Enfin, une observation de méthode. Les indices de qualité invertébrés sont construits de telle sorte qu'ils accordent un poids prépondérant à des invertébrés normalement présents sur les milieux d'eau courante des stations dites de référence. Ce sont en particulier certains assemblages d'espèces (plécoptères, trichoptères, ephéméroptères) qui forment la majorité des groupes indicateurs de qualité. Mais une retenue de moulin ou d'étang n'est précisément pas un milieu lotique naturel. Le fond est limoneux, le courant lent, les substrats davantage colmatés. Ce type de milieu héberge lui aussi du vivant, mais il ne sera pas optimal pour les mêmes espèces que la "référence" lotique. Si l'on utilisait d'autres indicateurs (par exemple l'indice oligochètes de bio-indication des sédiments), on n'observerait pas les mêmes résultats, et on ne déduirait pas les mêmes conclusions. Le choix de certains indices sera donc par construction toujours défavorable à l'évaluation biologique d'un milieu lentique de retenue dans une rivière de tête de bassin. Il revient à formaliser de manière savante une tautologie : quand on modifie un milieu, on modifie sa composition biologique. Personne n'en doute, mais il reste à savoir en quoi ces variations représentent un problème écologique sérieux pour la rivière, et au-delà de l'écologie un problème d'intérêt général appelant des investissements assez conséquents d'argent public.
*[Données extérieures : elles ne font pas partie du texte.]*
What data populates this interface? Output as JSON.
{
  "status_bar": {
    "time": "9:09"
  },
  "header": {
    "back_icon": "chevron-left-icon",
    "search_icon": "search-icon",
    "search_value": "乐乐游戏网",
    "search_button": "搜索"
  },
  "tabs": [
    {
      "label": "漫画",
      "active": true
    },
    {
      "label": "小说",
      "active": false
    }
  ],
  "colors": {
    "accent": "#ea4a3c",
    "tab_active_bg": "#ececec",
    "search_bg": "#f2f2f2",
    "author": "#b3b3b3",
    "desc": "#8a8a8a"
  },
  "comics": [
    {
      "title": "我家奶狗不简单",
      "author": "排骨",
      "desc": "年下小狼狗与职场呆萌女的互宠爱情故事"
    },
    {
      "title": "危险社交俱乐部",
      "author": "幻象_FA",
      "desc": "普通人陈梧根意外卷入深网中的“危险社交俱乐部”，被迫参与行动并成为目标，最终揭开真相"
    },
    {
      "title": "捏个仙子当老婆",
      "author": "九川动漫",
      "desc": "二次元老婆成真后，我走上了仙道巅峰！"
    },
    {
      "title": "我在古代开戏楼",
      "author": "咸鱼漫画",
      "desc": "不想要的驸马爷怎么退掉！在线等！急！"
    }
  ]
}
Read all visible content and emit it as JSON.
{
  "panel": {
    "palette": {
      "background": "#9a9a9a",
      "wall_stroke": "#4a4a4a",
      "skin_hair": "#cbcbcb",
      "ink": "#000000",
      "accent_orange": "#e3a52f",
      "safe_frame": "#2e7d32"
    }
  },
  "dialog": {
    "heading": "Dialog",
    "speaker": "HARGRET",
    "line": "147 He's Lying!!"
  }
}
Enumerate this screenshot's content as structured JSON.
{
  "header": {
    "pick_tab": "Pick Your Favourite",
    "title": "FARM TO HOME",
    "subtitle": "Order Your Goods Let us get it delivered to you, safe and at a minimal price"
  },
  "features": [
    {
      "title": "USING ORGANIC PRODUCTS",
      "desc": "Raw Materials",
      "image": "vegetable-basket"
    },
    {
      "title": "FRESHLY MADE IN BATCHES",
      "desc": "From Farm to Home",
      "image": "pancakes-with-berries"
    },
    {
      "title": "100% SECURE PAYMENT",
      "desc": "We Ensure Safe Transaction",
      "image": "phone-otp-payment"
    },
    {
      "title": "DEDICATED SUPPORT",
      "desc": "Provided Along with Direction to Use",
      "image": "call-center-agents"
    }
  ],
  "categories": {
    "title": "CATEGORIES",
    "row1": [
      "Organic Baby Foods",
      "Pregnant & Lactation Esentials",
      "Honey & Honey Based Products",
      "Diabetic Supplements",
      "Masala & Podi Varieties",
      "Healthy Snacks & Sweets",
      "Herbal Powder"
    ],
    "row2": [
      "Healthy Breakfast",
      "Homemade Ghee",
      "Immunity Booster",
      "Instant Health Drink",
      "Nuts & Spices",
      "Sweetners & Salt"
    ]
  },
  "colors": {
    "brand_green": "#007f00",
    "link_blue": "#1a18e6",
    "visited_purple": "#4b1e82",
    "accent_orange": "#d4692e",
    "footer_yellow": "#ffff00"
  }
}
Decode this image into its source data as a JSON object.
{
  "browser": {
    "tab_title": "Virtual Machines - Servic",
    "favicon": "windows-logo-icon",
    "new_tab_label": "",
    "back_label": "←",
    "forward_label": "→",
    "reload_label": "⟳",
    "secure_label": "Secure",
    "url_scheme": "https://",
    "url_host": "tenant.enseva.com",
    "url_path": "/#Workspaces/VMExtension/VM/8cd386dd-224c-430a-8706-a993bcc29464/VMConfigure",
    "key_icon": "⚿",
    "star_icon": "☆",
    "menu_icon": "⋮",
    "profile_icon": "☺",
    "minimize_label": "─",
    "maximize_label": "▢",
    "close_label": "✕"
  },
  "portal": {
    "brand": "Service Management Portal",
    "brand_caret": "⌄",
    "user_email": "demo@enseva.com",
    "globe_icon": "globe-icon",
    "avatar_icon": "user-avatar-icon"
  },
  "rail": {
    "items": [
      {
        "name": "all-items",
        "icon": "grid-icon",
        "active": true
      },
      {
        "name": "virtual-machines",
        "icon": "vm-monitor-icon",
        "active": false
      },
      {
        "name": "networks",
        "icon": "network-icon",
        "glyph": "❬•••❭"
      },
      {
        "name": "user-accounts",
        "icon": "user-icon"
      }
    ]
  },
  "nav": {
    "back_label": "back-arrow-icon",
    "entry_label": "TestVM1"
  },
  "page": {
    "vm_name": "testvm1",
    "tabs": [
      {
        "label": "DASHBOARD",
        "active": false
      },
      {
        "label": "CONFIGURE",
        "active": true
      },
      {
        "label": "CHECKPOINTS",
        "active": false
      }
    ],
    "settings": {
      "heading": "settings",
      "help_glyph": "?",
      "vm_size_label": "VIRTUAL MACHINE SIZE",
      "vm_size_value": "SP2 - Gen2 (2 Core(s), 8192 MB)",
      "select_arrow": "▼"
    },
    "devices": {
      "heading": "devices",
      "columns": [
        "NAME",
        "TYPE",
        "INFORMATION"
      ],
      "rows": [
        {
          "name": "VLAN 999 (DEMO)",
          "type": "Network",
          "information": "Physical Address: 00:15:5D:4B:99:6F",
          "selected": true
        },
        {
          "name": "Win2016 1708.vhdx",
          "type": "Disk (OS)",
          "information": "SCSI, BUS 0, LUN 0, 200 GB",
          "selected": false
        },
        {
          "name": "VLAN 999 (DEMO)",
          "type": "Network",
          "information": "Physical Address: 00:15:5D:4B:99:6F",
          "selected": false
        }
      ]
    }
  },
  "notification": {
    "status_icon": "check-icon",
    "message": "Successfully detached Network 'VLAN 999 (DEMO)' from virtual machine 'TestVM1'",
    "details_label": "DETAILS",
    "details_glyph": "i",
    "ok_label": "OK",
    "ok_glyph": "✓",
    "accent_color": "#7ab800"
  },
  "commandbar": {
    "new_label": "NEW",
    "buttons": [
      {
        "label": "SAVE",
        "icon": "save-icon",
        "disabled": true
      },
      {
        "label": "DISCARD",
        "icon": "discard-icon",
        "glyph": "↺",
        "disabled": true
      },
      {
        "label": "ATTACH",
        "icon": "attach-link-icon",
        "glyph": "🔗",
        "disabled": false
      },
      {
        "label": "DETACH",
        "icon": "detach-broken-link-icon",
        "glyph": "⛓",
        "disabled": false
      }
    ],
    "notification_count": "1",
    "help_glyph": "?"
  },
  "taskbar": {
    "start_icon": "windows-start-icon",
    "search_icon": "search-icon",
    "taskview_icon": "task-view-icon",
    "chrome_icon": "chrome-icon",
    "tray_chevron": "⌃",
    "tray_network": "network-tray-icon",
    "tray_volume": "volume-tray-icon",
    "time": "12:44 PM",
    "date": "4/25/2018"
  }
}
Imaginons qu'une personne vous dise : nous devons avoir la même quantité et qualité d'insectes sur chaque mètre carré de rivière, et pour cela nous allons modifier les propriétés riveraines sur tout le linéaire, donc le profil d'écoulement et le paysage de la vallée. Vous seriez peut-être un peu dubitatif sur la motivation d'un tel projet, sur son coût public et son rapport à l'intérêt des citoyens. Pourtant, c'est un des objectifs que semble se donner le Parc naturel du Morvan dans sa gestion de la rivière Cousin - comme le font au demeurant tous ses autres confrères des établissements de bassin appliquant les directions actuellement choisies à Paris ou Bruxelles dans le domaine de l'hydromorphologie. L'analyse du suivi des invertébrés montre qu'en détruisant des retenues et étangs, on peut gagner des classes de qualité d'insectes sur un plan très local, au regard des bio-indicateurs choisis qui assimilent de toute façon la qualité biologique à la "naturalité" lotique d'un écoulement. Mais dans l'ensemble, la rivière Cousin est déjà en bon état ou en très bon état sur la plupart des sites, même avant travaux, et les gains observés restent, sauf exception, assez négligeables par rapport à la variabilité naturelle du vivant. Continuons donc ce suivi sur les chantiers réalisés, mais stoppons toute destruction nouvelle de site afin d'examiner les résultats à plus long terme et d'engager un débat démocratique sur le rapport coût-bénéfice de ces travaux pour les citoyens comme pour les milieux.

Référence : Suivis scientifiques et bilan des actions de restauration de la continuité écologique sur le Cousin Aval – 2016 – Life+ « Continuité écologique » - LIFE10 NAT/FR/192 – Action n°E3-2016-1-3, rapport, décembre 2016, 168 p.